Si a todo esto le sumamos el latente riesgo de la aplicación de las consecuencias de la "excepción a la regla" del overbooking, es comprensible entender que la reacción de una persona normal a la que le afecte esta eventualidad, puede llegar a ser muy parecida a la del Doctor David Dao, por más que posteriormente al hecho se le hayan endilgado defectos como los de adicto o abusador.

Del seguro placer a la incertidumbre total

No hace falta ser tan simplista recordando la máxima que para morir solamente hace falta estar vivo, pero, volviendo a la nostalgia del ayer, cuando nos aprestábamos a viajar en avión ya fuese a corta, media o larga distancia, teníamos claro en el inconsciente que los aviones podían caerse, que dependiendo el destino elegido podíamos exponernos a un terremoto, ciclón o huracán (los tsunamis aún no habían sido bautizados) o en épocas aún más remotas, podíamos arriesgarnos a contraer alguna fiebre, malaria o pestes varias.

Todas las señaladas eran posibilidades ciertas, reales, factibles, pero claramente para el común, muy improbables a la hora de definir un destino o seleccionar la fecha del viaje.

En la actualidad, cuando salimos de casa y llegamos al aeropuerto arrastrando nuestra maleta encarando el mostrador de la aerolínea transportadora ya sabemos que podemos tener la ingrata noticia de un eventual overbooking.
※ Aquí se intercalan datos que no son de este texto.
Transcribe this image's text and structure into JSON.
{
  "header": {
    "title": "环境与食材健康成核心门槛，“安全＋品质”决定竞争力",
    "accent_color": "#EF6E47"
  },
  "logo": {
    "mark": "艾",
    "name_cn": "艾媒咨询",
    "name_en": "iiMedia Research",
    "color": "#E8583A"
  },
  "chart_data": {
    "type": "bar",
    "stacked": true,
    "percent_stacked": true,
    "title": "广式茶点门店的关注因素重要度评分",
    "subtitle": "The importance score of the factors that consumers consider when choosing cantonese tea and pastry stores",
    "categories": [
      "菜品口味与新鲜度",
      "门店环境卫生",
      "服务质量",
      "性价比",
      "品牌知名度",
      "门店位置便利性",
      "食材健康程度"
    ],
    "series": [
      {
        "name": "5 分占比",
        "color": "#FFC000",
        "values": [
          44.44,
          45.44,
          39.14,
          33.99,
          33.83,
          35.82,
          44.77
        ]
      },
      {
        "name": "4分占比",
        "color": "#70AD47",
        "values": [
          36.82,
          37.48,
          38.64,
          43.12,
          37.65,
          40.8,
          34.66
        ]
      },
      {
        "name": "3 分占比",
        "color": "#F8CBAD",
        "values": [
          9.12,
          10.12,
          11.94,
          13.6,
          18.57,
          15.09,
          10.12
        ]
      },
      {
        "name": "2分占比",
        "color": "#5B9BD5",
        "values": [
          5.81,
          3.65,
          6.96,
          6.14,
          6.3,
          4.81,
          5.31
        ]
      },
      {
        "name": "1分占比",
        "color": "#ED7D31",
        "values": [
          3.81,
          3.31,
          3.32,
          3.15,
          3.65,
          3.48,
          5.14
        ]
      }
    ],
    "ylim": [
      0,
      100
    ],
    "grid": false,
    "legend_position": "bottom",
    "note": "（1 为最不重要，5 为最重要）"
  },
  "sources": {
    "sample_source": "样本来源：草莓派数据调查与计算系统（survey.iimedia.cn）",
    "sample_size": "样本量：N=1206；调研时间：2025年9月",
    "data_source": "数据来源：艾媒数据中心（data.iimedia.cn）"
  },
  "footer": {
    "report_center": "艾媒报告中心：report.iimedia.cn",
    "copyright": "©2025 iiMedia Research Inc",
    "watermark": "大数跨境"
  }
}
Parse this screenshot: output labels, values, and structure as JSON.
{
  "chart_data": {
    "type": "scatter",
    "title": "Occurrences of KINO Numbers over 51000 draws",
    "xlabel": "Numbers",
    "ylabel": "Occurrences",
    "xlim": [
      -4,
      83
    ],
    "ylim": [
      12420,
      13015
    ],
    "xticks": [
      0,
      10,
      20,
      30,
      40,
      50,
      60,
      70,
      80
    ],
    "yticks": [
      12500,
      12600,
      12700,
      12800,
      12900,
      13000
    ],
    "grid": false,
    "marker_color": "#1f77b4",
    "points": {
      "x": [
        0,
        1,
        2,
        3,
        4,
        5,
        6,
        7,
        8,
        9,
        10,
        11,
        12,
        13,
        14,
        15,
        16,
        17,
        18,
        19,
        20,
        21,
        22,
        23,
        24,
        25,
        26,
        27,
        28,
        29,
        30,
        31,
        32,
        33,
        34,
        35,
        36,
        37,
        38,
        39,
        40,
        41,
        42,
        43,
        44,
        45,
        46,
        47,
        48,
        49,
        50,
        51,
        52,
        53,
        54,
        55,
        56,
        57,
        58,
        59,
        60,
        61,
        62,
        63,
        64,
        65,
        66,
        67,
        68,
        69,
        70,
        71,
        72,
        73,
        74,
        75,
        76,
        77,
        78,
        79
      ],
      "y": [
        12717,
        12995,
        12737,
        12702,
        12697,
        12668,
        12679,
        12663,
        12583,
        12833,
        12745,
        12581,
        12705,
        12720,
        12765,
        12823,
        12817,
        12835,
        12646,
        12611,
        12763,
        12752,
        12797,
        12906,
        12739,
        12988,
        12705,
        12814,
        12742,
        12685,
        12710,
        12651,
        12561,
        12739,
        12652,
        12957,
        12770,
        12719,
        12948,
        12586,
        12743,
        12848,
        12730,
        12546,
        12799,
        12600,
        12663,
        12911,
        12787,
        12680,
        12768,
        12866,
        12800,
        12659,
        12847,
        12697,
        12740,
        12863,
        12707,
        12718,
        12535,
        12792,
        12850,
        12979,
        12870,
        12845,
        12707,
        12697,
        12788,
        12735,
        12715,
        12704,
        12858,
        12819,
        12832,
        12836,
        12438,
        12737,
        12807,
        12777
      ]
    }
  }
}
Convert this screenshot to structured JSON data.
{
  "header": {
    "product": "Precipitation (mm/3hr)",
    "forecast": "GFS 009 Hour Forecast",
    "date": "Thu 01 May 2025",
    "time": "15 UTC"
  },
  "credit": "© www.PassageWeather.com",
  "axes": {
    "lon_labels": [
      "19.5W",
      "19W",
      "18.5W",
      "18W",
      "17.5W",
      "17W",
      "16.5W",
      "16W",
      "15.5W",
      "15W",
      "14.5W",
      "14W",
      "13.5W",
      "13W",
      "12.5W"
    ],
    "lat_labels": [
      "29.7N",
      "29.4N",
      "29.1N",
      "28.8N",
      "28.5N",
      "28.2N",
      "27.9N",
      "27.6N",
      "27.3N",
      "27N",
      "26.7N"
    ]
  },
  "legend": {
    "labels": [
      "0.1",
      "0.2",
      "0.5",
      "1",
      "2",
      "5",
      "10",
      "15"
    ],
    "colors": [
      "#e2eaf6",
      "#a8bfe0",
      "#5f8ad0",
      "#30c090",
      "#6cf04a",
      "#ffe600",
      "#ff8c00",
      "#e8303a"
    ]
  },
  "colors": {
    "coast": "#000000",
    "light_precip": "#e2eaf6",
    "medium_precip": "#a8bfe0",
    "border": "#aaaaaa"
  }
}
Si superamos esa instancia y embarcamos, tendremos la certeza del díficl control de seguridad en el que comenzará el contrasentido del placer caminando descalzos, sosteniéndonos los pantalones porque el cinto va por la cinta y enfrentando el chequeo electrónico que nos habilite como persona no terrorista.

Una vez a bordo, si tuvimos la fortuna de conseguir pasillo y no nos tocó la fila de emergencia o la última, y reclina lo poco que reclinan hoy los asientos, pasaremos a medir en los hechos y con nuestras rodillas el pitch decretado por las autoridades de la compañía el cual determina la versión y por ende, la recaudación para ellos y la comodidad o incomodidad para nosotros.

Aceptaremos o no el mendrugo envuelto que nos depositan en la mesita y comenzaremos a mirar el reloj para ir sabiendo cuanto falta para llegar a destino finalmente y comprobar si el avión al que nos encaramamos, no es blanco de ningún atentado.

Una vez en tierra firme, al menos aplicando la propia experiencia, nos despojamos del chip del temor y las propias tácticas de supervivencia y nos diponemos a disfrutar del destino porque si seguimos pensando en las posibilidades de riesgo que tenemos, no podríamos sentarnos a las mesas en ningún café, en ninguna vereda del mundo, no podríamos siquiera intentar viajar en metro, ir a un espectáculo teatral, a un show o simplemente a un estadio de fútbol.

Al final

A pesar de todo, viajar sigue siendo maravilloso y no hace falta que seamos precisamente nosotros quienes lo reivindiquemos.